Keywords: burial, Church, clergy, laity, legislation, temple, cemetery.

 

Финансовое обеспечение исследований осуществлялось из средств федерального бюджета на выполнение государственного задания КарНЦ РАН по теме: «Культурное наследие и исторический опыт Карелии и сопредельных регионов: новые подходы и интерпретации» (2024-2026) 124022000029-0.

 

В течение изучаемого периода отпевание и погребение представляли собой многосоставной церковный чин, в разных пропорциях включавший как элементы православного похоронного ритуала, так и «многочисленные обряды и поверья, сохранившиеся от дохристианских традиций» [8, с. 73]. В трудах предшественников, обращавшихся к рассматриваемой проблеме, особенно настойчиво подчеркивается преобладающее значение дохристианской обрядности, бесспорно присутствовавшей при погребении в ряде местностей России, в том числе и в Олонецкой губернии [9, с. 183-194]. Так в научной литературе настойчиво формируется не вполне соответствующая реальности картина, в которой крестьяне, усердные строители множества церквей и часовен (в том числе кладбищенских), объявляются приверженцами языческого мировоззрения, лишь в силу необходимости поддающимися принуждению и изредка участвующими в церковной жизни. Выявить действительное положение дел позволяют немногочисленные, но вполне информативные документы органов церковного управления и крестьянские прошения.
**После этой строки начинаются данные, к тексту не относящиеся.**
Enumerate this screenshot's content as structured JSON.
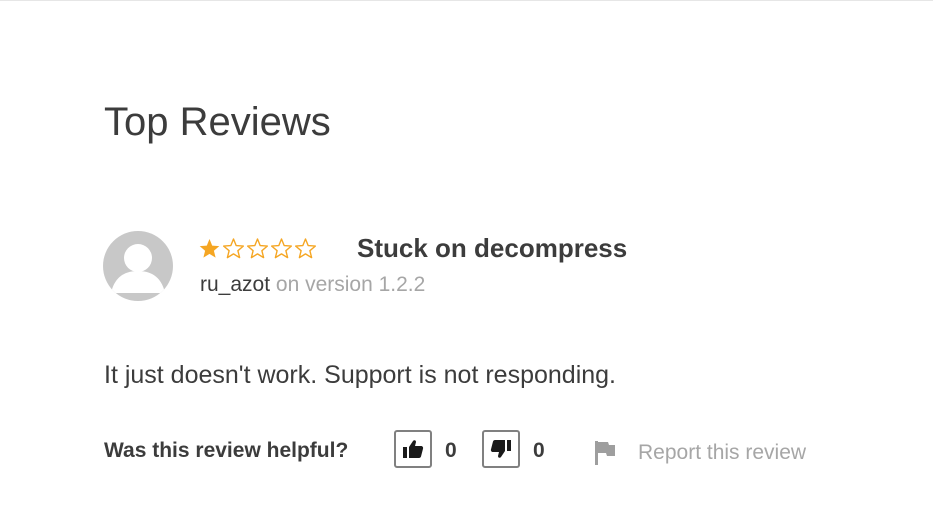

Задача данной статьи заключается в выявлении особенностей христианских обрядов погребения в приходах Олонецкой епархии, а также возникавших при осуществлении погребений трудностей правового (исполнения требований закона) и практического характера.

Основным источником для изучения погребения послужило делопроизводство духовной консистории, в котором любые особенности похорон фиксировались крайне редко, случайно и скупо. Ценность источников, так или иначе связанных с описанием погребения, сильно снижается тем обстоятельством, что все имеющиеся документы фиксируют только те похороны, которые происходили с явными нарушениями, без участия церковно- и священнослужителей. Если погребение соответствовало православной обрядности, то необходимость начинать следствие и вести документацию отпадала. Исследователь в таком случае лишается значительной части необходимых аргументов. Преодолеть недостаток источниковой базы можно несколькими способами. Во-первых, путем поиска и использования таких свидетельств, в которых отказ от обряда погребения трактуется как постоянное, привычное, широко распространенное явление. Во-вторых, здесь важно учитывать даже единичные свидетельства об отношении к погребению по православному обряду, проявляемому прихожанами. Их позиция, взаимный контроль на приходе – важное условие соблюдения всех обрядов. В-третьих, необходимо обратиться к делам о вымогательствах. Выплаты духовенству, превышающие законодательно определенные нормы, оставались возможными в том случае, если сами крестьяне воспринимали погребение при участии священника как важное, обязательное дело. Обратимся к фактам.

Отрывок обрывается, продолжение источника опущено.